The Supreme Court dismissed the appeal, maintaining the high threshold applied by the Court of Appeal for liability of the patentee in these circumstances, and ordered Menzis to pay the costs of the proceedings.


JURI committee publishes draft reports on the planned new SPC Regulations

On 13 October, the European Parliament’s Committee on Legal Affairs (JURI) published a draft report on each of the four planned new SPC Regulations outlining a number of modifications to the initial proposals of the European Commission; these proposals include those for a unitary SPC for medicinal products and a unitary SPC for plant protection products. (The draft reports can be found here, here, here and here.) A few noteworthy proposed amendments are discussed below.
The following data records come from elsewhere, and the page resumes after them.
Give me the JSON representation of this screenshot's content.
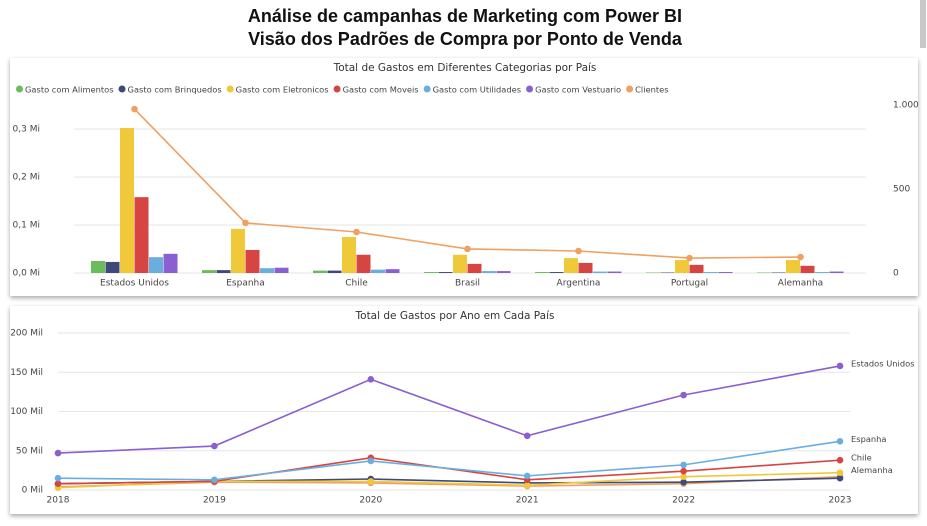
{
  "header": {
    "title": "Análise de campanhas de Marketing com Power BI",
    "subtitle": "Visão dos Padrões de Compra por Ponto de Venda"
  },
  "chart_data": [
    {
      "type": "bar",
      "title": "Total de Gastos em Diferentes Categorias por País",
      "categories": [
        "Estados Unidos",
        "Espanha",
        "Chile",
        "Brasil",
        "Argentina",
        "Portugal",
        "Alemanha"
      ],
      "series": [
        {
          "name": "Gasto com Alimentos",
          "color": "#6bbd5b",
          "values": [
            25000,
            6000,
            5000,
            2000,
            2000,
            1000,
            1000
          ]
        },
        {
          "name": "Gasto com Brinquedos",
          "color": "#3e4b7a",
          "values": [
            23000,
            6000,
            5000,
            2000,
            2000,
            1000,
            1000
          ]
        },
        {
          "name": "Gasto com Eletronicos",
          "color": "#f0c93a",
          "values": [
            302000,
            92000,
            75000,
            38000,
            31000,
            27000,
            27000
          ]
        },
        {
          "name": "Gasto com Moveis",
          "color": "#d64541",
          "values": [
            158000,
            48000,
            38000,
            19000,
            21000,
            17000,
            15000
          ]
        },
        {
          "name": "Gasto com Utilidades",
          "color": "#6aaee0",
          "values": [
            33000,
            10000,
            7000,
            4000,
            3000,
            2000,
            2000
          ]
        },
        {
          "name": "Gasto com Vestuario",
          "color": "#8a5fd0",
          "values": [
            40000,
            11000,
            8000,
            4000,
            3000,
            2000,
            3000
          ]
        },
        {
          "name": "Clientes",
          "color": "#f0a060",
          "axis": "y2",
          "values": [
            976,
            298,
            244,
            143,
            131,
            89,
            95
          ]
        }
      ],
      "ylim": [
        0,
        350000
      ],
      "yticks": [
        {
          "value": 0,
          "label": "0,0 Mi"
        },
        {
          "value": 100000,
          "label": "0,1 Mi"
        },
        {
          "value": 200000,
          "label": "0,2 Mi"
        },
        {
          "value": 300000,
          "label": "0,3 Mi"
        }
      ],
      "y2lim": [
        0,
        1000
      ],
      "y2ticks": [
        0,
        500,
        {
          "value": 1000,
          "label": "1.000"
        }
      ],
      "grid": true,
      "legend": "top"
    },
    {
      "type": "line",
      "title": "Total de Gastos por Ano em Cada País",
      "categories": [
        "2018",
        "2019",
        "2020",
        "2021",
        "2022",
        "2023"
      ],
      "series": [
        {
          "name": "Estados Unidos",
          "color": "#8a5fd0",
          "values": [
            47000,
            56000,
            141000,
            69000,
            121000,
            158000
          ]
        },
        {
          "name": "Espanha",
          "color": "#6aaee0",
          "values": [
            15000,
            13000,
            37000,
            18000,
            32000,
            62000
          ]
        },
        {
          "name": "Chile",
          "color": "#d64541",
          "values": [
            8000,
            11000,
            41000,
            13000,
            24000,
            38000
          ]
        },
        {
          "name": "Alemanha",
          "color": "#f0c93a",
          "values": [
            3000,
            11000,
            11000,
            6000,
            17000,
            22000
          ]
        },
        {
          "name": null,
          "color": "#3e4b7a",
          "values": [
            8000,
            11000,
            14000,
            9000,
            10000,
            15000
          ]
        },
        {
          "name": null,
          "color": "#f0a060",
          "values": [
            4000,
            10000,
            9000,
            5000,
            8000,
            17000
          ]
        }
      ],
      "ylim": [
        0,
        200000
      ],
      "yticks": [
        {
          "value": 0,
          "label": "0 Mil"
        },
        {
          "value": 50000,
          "label": "50 Mil"
        },
        {
          "value": 100000,
          "label": "100 Mil"
        },
        {
          "value": 150000,
          "label": "150 Mil"
        },
        {
          "value": 200000,
          "label": "200 Mil"
        }
      ],
      "grid": true,
      "legend": "end-labels"
    }
  ]
}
The JURI committee (the Committee) has proposed clarification of the initial proposal allowing the grant of multiple SPCs for the same product only on condition that they are filed by different patent holders who are “not economically linked”. According to the Committee, “economically linked” should be interpreted as meaning where “different holders of two or more basic patents protecting the same product, that one holder, directly or indirectly through one or more intermediaries, controls, is controlled by or is under common control with another holder”. This definition effectively excludes licence agreements between independent entities.
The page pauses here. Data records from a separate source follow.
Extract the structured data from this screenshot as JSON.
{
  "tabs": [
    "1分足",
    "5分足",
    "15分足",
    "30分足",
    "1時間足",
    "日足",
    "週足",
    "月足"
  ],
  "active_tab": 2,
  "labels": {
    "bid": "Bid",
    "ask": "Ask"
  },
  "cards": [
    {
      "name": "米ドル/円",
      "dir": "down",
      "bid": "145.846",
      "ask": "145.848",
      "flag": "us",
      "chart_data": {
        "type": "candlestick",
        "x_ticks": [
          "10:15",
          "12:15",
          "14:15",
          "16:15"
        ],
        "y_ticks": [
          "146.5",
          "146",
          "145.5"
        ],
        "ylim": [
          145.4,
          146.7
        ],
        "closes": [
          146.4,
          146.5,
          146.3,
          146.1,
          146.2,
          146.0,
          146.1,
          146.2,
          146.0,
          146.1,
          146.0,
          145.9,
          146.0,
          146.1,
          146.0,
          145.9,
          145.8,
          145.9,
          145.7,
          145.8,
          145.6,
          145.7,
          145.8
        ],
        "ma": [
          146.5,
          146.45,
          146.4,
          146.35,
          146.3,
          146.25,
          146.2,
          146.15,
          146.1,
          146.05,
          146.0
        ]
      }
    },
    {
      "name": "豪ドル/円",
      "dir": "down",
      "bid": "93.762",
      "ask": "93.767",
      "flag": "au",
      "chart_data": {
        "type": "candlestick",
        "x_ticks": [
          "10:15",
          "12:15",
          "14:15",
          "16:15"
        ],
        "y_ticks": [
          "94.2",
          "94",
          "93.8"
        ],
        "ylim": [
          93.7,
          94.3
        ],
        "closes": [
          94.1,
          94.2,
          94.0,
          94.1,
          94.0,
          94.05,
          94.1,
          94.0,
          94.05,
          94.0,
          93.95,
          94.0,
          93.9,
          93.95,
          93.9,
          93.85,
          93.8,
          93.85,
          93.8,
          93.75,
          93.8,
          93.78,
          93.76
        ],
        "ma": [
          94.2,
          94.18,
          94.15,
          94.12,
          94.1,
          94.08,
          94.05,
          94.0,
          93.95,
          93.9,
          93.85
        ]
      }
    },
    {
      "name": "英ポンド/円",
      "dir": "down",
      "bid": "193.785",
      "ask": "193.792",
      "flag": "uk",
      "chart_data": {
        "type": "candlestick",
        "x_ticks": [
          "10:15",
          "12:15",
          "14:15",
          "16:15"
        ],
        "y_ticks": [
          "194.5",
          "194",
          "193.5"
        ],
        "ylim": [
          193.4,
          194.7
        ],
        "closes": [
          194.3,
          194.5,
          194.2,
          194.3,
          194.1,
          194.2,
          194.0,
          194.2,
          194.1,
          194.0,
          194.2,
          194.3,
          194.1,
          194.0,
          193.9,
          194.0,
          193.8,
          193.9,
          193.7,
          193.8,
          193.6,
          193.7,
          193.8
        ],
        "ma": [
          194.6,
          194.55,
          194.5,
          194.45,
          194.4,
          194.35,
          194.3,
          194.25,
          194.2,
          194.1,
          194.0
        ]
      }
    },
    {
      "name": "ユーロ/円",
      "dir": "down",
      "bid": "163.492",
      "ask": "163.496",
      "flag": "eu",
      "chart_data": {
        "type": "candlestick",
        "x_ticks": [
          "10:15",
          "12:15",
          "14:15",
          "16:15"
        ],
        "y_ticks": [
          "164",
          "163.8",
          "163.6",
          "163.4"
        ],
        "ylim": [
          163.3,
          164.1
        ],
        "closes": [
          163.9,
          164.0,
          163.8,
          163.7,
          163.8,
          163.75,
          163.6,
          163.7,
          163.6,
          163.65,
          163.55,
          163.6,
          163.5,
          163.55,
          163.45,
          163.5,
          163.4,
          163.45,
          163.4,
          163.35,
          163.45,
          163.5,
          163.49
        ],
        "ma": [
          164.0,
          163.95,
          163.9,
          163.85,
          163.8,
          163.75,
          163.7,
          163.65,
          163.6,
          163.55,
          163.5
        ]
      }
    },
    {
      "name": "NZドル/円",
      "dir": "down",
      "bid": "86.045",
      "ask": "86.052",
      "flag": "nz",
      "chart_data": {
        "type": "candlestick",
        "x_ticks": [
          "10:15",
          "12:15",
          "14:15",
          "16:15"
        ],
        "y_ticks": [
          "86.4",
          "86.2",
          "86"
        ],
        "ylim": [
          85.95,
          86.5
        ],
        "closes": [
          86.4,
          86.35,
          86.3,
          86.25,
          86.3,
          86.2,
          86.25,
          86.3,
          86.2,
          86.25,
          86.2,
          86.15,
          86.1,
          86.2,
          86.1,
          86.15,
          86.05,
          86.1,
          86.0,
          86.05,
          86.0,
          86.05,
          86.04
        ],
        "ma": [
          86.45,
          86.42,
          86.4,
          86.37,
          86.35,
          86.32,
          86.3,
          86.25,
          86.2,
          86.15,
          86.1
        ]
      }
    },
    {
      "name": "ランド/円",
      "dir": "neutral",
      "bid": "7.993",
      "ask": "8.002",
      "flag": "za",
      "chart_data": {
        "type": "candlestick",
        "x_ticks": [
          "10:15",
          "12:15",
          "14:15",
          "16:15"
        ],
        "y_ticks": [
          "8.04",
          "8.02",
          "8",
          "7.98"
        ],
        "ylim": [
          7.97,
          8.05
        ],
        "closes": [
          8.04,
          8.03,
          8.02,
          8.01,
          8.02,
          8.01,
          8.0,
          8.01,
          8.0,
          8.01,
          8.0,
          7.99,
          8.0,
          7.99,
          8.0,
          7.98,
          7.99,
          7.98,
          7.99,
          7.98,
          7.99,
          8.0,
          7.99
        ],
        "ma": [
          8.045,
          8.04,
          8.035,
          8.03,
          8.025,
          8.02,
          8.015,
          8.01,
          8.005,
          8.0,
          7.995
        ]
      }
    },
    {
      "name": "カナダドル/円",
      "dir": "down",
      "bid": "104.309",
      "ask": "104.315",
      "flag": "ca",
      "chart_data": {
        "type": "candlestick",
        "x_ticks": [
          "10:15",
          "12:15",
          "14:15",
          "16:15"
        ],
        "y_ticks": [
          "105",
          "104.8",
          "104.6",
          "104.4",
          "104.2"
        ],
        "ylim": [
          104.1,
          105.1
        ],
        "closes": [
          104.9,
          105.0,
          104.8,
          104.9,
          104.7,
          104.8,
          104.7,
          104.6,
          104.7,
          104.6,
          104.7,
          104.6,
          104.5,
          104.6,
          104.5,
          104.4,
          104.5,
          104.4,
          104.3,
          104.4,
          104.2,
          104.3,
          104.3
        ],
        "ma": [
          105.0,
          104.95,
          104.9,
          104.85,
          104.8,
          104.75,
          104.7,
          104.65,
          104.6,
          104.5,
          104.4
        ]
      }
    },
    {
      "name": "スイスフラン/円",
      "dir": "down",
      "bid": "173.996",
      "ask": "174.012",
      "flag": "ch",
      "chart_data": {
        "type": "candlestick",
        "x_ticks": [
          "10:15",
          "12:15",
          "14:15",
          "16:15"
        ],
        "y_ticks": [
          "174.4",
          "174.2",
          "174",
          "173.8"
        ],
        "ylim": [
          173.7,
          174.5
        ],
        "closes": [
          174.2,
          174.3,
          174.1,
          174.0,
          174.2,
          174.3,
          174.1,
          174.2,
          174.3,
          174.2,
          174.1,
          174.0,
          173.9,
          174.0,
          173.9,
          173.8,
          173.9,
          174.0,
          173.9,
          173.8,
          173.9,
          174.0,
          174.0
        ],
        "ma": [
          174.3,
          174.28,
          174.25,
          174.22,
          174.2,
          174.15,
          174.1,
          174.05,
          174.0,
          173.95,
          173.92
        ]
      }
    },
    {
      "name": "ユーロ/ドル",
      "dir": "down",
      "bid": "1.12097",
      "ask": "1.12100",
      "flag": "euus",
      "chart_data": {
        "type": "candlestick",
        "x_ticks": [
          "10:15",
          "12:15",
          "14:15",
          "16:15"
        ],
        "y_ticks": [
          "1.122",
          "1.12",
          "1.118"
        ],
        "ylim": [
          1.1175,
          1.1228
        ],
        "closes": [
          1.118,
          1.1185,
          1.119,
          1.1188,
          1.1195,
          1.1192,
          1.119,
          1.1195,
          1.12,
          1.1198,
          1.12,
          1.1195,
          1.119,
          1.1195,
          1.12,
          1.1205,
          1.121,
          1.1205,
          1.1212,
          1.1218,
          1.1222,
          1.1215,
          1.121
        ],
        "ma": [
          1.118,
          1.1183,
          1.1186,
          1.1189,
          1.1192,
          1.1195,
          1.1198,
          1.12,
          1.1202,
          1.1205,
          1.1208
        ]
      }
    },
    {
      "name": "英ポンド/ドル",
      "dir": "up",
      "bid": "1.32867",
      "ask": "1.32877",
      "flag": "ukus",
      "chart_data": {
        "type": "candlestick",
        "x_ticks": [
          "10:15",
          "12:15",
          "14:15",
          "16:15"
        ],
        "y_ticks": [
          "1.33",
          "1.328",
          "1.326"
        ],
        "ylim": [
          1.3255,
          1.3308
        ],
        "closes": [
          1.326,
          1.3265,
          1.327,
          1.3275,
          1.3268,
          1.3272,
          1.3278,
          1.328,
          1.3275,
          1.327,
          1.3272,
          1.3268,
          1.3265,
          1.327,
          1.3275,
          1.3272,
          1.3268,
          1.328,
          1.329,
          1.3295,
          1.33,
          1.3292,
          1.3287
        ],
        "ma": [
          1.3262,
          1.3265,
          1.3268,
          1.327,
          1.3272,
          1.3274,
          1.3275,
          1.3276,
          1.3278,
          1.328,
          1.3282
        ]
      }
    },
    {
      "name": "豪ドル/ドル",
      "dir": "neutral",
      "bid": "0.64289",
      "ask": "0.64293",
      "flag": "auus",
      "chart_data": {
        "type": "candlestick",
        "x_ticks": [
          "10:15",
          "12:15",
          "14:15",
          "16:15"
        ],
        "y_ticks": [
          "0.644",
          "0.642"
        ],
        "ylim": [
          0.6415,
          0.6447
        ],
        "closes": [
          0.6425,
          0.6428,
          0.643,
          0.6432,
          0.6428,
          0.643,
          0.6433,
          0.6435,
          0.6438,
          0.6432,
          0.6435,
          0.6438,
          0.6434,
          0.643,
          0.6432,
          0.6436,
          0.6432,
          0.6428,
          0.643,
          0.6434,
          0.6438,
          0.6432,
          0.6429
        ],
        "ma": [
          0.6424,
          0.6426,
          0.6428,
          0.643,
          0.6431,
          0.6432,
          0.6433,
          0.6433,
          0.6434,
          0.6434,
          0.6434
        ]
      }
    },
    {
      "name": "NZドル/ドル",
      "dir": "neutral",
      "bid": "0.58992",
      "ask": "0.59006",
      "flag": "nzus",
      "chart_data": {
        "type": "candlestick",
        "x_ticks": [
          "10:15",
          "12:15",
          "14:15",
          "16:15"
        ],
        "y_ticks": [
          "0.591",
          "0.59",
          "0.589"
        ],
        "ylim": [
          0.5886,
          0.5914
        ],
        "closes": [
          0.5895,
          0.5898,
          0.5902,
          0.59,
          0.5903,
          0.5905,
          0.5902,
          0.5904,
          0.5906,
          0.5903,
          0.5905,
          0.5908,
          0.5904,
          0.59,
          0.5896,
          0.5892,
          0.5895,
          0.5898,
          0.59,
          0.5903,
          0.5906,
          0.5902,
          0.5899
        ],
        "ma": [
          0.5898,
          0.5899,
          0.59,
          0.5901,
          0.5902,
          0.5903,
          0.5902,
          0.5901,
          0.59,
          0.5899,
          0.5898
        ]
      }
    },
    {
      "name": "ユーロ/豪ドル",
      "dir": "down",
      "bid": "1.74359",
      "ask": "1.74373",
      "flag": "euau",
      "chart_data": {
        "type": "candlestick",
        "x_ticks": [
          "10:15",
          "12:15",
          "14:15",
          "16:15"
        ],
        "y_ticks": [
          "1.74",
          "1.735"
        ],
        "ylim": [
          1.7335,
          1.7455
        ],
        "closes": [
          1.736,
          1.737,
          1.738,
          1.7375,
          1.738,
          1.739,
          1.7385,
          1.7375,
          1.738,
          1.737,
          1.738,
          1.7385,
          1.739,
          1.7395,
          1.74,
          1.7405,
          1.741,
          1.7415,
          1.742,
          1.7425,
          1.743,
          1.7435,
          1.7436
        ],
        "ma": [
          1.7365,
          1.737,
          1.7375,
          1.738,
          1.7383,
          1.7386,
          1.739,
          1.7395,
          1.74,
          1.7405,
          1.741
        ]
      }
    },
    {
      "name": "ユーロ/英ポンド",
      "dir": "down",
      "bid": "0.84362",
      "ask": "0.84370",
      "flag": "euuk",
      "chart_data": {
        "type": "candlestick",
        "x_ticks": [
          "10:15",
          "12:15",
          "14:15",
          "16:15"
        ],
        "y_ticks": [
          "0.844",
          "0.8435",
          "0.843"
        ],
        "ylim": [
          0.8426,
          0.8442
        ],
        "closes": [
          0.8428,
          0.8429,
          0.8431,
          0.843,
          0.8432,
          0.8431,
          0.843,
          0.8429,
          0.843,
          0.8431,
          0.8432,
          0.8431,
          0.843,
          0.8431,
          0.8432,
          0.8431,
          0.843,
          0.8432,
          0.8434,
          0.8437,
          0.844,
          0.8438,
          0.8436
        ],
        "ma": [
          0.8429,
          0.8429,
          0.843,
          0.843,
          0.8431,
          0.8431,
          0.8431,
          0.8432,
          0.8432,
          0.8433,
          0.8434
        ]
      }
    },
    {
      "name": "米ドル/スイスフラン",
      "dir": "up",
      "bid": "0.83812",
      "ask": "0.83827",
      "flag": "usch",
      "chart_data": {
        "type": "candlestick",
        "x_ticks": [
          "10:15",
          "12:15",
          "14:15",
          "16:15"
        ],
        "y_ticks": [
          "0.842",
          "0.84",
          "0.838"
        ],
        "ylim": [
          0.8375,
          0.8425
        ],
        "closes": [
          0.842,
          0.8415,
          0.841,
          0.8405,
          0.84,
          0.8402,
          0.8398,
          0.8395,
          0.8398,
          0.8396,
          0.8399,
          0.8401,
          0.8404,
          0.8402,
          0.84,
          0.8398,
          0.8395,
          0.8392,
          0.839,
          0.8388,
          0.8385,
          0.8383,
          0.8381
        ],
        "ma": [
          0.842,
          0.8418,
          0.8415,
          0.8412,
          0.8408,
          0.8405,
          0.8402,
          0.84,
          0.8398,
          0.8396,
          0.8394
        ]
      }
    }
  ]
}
The Committee has also made further proposals that the decisions on oppositions by the EUIPO relating to unitary SPCs shall include a “detailed reasoning”, as well as that oppositions should also be available against positive examination opinions relating to applications for paediatric extensions of unitary SPCs. In addition, the Committee has proposed that where more than one opposition has been filed, they should be dealt with jointly and a single decision should be provided. 

Deliberations of these draft reports are well underway and a revised version is envisaged to be adopted by the European Parliament as early as February 2024.